Sekilas botol air mineral Equil memang mirip dengan botol bir Heineken atau botol-botol minol lainnya. Meme-meme di media sosial bertebaran. Ambil gambar, beri caption, kemudian sebar di media sosial. Netizen dibiarkan untuk memutuskan siapa yang salah dan siapa yang benar. Orang seketika mudah percaya dan terlalu cepat memberikan penilaian.
Padahal banyak orang tak tahu bahwa di bilangan Jalan Kapten Haryadi, Sleman, sebuah warung makan bernama Warung Prasojo juga menjual minuman dengan botol berwarna hijau dengan ukuran hampir sama persis dengan botol Equil. Isinya bukan air mineral atau minuman keras, melainkan sari temulawak.
Klakson Telolet
Semua itu berawal dari sekumpulan bocah-bocah daerah yang gemar mengabadikan momen bunyi klakson bis melalui kamera smartphone-nya. Caranya dengan berdiri di pinggir jalan sambil memberi tanda kepada sopir bus yang setiap kali lewat di depan mereka. Si sopir bus akan menanggapi dengan membunyikan klakson yang berbeda-beda untuk tiap bus. Jelang mudik lebaran tahun ini, banyak video seputar telolet bertebaran di YouTube.
Sebenarnya saya tidak terlalu heran dengan fenomena telolet yang terjadi beberapa hari yang lalu. Telolet yang identik dengan suara klakson bis itu sebenarnya bukan fenomena baru.

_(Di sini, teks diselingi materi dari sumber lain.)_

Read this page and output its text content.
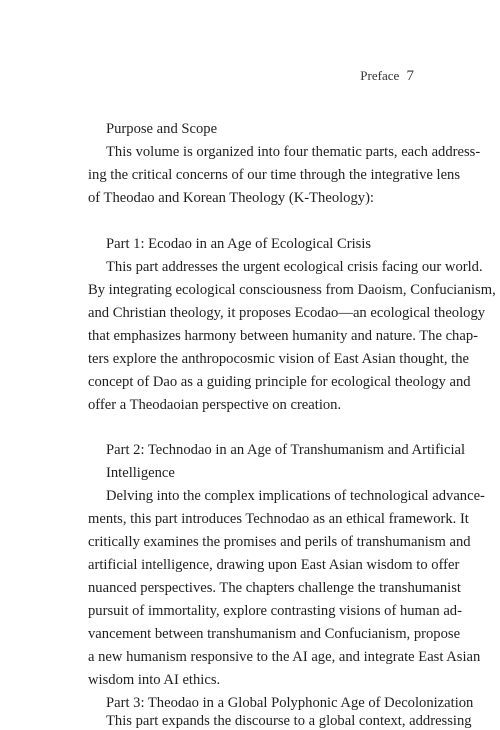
Preface 7
Purpose and Scope
This volume is organized into four thematic parts, each address-
ing the critical concerns of our time through the integrative lens
of Theodao and Korean Theology (K-Theology):
Part 1: Ecodao in an Age of Ecological Crisis
This part addresses the urgent ecological crisis facing our world.
By integrating ecological consciousness from Daoism, Confucianism,
and Christian theology, it proposes Ecodao—an ecological theology
that emphasizes harmony between humanity and nature. The chap-
ters explore the anthropocosmic vision of East Asian thought, the
concept of Dao as a guiding principle for ecological theology and
offer a Theodaoian perspective on creation.
Part 2: Technodao in an Age of Transhumanism and Artificial
Intelligence
Delving into the complex implications of technological advance-
ments, this part introduces Technodao as an ethical framework. It
critically examines the promises and perils of transhumanism and
artificial intelligence, drawing upon East Asian wisdom to offer
nuanced perspectives. The chapters challenge the transhumanist
pursuit of immortality, explore contrasting visions of human ad-
vancement between transhumanism and Confucianism, propose
a new humanism responsive to the AI age, and integrate East Asian
wisdom into AI ethics.
Part 3: Theodao in a Global Polyphonic Age of Decolonization
This part expands the discourse to a global context, addressing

Dulu ketika masih suka naik bus Efisiensi jurusan Yogyakarta—Cilacap sekitar tiga atau empat tahun yang lalu, suara klakson telolet itu sudah populer di telinga saya.
Yang menggemparkan dari telolet itu tak lain adalah mewabahnya “om telolet om” yang sempat menguasai trending topic Twitter secara global. Ini membuat penasaran orang-orang di seluruh dunia untuk mencari tahu apa makna “om telolet om”. Ada yang menganggapnya sebagai hiburan, ada yang menganggap sebagai pengalihan isu, ada pula yang menganggap “om telolet om” ini jenis hiburan berbahaya.
Bagaimana pun, fenomena tersebut adalah cara anak-anak menikmati masa kecil mereka di masa kini. Betapa asyiknya, menyaksikan anak-anak kecil punya mainan baru nan unik, yang kadang tidak dinyana oleh orang dewasa. Anggap saja jika dulu anak-anak terhibur dengan bermain ketapel atau layang-layang, sekarang zamannya “om telolet om”.
Anak-anak itu tak peduli fenomenanya jadi trending topic. Tak peduli makna “om telolet om” yang diartikan ‘saya Yahudi’ oleh para penyebar hoax. Anak-anak itu secara tidak langsung telah mengabarkan kepada seluruh dunia bahwa anak-anak Indonesia punya cara unik untuk menghibur diri.